Vladimir Nabokov

NABOKV-L post 0022034, Sun, 25 Sep 2011 11:23:37 -0700

Subject
Re: surrender and exile...
Date
Body




Hi

He means he will never surrender his memories. They are all safe in his
head, where Stalin and the rest of the superhuman crew can’t get at
them.

There is a letter somewhere about how he wished he had immortalized
every blade of Vyra grass. He said he had the happiest childhood
imaginable.
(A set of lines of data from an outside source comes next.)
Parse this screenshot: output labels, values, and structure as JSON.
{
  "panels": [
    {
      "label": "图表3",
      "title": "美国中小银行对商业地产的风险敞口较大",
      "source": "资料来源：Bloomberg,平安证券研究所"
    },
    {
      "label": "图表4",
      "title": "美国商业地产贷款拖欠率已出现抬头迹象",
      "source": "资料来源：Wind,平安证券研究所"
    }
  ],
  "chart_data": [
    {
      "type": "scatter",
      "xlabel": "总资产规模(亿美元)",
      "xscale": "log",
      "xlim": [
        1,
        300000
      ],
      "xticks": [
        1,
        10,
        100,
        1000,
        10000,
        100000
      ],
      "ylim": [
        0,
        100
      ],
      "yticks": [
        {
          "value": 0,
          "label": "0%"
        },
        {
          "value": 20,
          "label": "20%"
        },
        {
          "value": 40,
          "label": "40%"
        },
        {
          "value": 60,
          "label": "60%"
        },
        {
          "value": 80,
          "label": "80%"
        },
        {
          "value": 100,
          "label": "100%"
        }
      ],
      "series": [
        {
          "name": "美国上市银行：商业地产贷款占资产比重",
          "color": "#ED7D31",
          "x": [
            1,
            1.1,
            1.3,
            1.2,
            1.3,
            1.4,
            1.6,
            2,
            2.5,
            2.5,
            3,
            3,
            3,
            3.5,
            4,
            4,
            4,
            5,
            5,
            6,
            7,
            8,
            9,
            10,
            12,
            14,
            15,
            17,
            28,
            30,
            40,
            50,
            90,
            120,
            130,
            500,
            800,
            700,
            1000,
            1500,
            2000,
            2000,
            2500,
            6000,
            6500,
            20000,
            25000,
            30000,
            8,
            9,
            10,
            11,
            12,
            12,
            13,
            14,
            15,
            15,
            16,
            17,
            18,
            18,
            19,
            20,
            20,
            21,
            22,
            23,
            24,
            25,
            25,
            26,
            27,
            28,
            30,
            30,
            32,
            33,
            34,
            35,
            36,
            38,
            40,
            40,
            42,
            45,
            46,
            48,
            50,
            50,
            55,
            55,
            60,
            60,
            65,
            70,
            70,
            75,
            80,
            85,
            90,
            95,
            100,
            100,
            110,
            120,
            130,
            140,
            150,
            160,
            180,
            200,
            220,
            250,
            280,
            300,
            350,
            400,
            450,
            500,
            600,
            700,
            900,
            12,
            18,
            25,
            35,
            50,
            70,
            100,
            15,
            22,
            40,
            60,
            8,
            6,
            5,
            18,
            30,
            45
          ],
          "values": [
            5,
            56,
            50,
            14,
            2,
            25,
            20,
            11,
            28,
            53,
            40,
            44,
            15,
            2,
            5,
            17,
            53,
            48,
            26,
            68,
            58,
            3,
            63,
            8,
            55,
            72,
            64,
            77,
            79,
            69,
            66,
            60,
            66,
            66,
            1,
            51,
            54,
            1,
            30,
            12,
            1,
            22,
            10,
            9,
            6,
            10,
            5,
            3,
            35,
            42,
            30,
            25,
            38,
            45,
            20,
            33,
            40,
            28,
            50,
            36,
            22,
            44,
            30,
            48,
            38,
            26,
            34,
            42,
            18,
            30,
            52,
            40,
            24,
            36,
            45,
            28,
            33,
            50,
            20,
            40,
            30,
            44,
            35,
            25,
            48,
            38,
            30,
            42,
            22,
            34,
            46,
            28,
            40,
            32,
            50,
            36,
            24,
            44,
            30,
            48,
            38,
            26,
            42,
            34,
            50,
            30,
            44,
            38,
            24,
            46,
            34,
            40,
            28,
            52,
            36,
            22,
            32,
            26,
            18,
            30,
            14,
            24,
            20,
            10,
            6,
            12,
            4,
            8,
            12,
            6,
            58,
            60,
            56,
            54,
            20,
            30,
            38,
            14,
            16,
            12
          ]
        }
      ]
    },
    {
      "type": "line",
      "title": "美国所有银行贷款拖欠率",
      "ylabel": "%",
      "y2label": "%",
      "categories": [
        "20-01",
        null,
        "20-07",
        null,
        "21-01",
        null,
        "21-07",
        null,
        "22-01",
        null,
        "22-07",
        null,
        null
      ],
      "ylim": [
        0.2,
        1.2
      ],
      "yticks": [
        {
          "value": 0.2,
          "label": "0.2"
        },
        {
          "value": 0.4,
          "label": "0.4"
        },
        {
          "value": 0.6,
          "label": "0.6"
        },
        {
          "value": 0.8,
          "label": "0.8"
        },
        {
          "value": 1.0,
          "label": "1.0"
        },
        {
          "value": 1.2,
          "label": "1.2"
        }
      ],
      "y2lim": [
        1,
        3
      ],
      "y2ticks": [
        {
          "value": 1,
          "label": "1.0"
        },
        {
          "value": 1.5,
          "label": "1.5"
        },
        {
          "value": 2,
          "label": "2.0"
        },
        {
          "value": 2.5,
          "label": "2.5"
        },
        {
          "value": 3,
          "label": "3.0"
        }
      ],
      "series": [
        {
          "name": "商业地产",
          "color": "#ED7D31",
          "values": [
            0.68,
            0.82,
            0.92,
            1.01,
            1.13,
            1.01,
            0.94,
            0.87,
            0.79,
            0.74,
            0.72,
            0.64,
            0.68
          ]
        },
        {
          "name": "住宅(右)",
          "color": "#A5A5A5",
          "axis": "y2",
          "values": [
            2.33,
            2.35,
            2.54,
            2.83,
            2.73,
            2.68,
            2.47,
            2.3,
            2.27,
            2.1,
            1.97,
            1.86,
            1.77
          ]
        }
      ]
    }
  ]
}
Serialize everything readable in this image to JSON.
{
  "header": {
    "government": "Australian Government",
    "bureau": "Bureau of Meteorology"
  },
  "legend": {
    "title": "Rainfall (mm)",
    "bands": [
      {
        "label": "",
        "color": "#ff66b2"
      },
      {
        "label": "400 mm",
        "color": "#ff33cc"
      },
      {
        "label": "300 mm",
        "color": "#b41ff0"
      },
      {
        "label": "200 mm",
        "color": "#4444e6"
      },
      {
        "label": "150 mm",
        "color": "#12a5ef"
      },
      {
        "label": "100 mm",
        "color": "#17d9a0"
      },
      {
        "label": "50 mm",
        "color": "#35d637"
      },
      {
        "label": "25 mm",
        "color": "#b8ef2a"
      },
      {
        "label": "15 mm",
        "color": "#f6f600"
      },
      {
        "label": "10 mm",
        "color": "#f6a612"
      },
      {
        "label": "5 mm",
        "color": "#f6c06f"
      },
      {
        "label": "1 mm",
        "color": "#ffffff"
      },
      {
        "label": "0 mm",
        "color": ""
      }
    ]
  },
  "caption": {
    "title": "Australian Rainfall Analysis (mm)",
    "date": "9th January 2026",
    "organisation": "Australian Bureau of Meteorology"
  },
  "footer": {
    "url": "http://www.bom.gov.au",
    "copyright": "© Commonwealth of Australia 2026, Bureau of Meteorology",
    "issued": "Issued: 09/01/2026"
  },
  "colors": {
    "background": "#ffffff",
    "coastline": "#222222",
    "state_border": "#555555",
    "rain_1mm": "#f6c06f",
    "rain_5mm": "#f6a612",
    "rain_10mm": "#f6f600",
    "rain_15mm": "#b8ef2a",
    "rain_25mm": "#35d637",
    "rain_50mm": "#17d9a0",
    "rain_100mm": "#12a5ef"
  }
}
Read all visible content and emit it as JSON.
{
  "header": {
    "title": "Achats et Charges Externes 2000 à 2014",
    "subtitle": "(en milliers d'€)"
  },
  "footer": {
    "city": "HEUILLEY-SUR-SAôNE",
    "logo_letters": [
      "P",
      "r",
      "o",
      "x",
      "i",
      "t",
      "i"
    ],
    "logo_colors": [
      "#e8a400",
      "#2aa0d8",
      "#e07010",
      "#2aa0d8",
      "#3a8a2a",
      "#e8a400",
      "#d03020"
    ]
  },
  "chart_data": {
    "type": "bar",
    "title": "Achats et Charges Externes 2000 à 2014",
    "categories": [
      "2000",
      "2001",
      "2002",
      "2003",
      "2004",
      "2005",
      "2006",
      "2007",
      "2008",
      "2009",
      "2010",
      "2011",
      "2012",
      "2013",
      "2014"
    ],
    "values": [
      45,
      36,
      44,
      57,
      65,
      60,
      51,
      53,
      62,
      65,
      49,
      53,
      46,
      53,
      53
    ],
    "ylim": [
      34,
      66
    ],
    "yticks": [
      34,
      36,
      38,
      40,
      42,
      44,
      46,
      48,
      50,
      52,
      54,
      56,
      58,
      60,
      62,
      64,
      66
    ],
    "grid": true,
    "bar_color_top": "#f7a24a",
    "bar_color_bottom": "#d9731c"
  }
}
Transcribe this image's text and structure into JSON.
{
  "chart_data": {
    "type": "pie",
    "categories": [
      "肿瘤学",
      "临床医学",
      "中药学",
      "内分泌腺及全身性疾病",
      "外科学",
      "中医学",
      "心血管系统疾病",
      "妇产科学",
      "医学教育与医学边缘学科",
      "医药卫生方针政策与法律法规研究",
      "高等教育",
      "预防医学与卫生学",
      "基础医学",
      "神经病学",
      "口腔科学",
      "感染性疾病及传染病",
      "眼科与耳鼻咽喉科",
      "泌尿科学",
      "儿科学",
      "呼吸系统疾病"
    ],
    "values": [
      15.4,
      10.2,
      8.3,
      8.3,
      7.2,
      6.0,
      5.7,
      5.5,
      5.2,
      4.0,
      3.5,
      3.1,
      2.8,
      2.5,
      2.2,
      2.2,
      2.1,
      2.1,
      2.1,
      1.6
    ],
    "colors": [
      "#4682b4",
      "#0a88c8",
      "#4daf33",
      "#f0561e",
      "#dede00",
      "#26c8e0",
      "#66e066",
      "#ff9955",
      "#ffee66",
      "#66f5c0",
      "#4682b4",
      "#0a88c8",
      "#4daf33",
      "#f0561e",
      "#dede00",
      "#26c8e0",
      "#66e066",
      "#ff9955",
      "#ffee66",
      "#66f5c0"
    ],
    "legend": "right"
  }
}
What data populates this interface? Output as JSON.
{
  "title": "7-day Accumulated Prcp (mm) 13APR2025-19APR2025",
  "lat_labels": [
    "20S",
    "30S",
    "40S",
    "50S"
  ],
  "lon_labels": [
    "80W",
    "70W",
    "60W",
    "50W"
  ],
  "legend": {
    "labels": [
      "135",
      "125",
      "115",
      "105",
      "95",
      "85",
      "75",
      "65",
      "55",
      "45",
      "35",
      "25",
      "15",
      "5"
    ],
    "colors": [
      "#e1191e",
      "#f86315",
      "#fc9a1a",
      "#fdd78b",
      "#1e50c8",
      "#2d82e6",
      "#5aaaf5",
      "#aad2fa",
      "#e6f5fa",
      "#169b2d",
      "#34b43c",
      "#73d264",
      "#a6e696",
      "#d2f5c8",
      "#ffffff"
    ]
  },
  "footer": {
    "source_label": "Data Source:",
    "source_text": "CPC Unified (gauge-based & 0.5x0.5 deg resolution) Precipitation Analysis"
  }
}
We all live via memory, but Nabokov especially.

All the best
don


>>> Jansy <jansy@AETERN.US> 9/24/2011 11:40 AM >>>
In one of the latest video presentations in which Vladimir Nabokov is
being interviewed he mumbles, with a lowered head: "I'll not surrender."
I found a printed interview for BBC, in 1962, (SO,Vintage, p.9/10)
where VN replies to "Would you ever go back to Russia?" saying that he
"will never go back, for the simple reason that all the Russia I need is
always with me: literature, language, and my own Russian childhood. I
will never return. I will never surrender..." VN gives us to
understand that he cannot become an exile since he carries the artist's
passport and that his native country is a state of mind. In this
context, what does it mean "I'll not surrender"?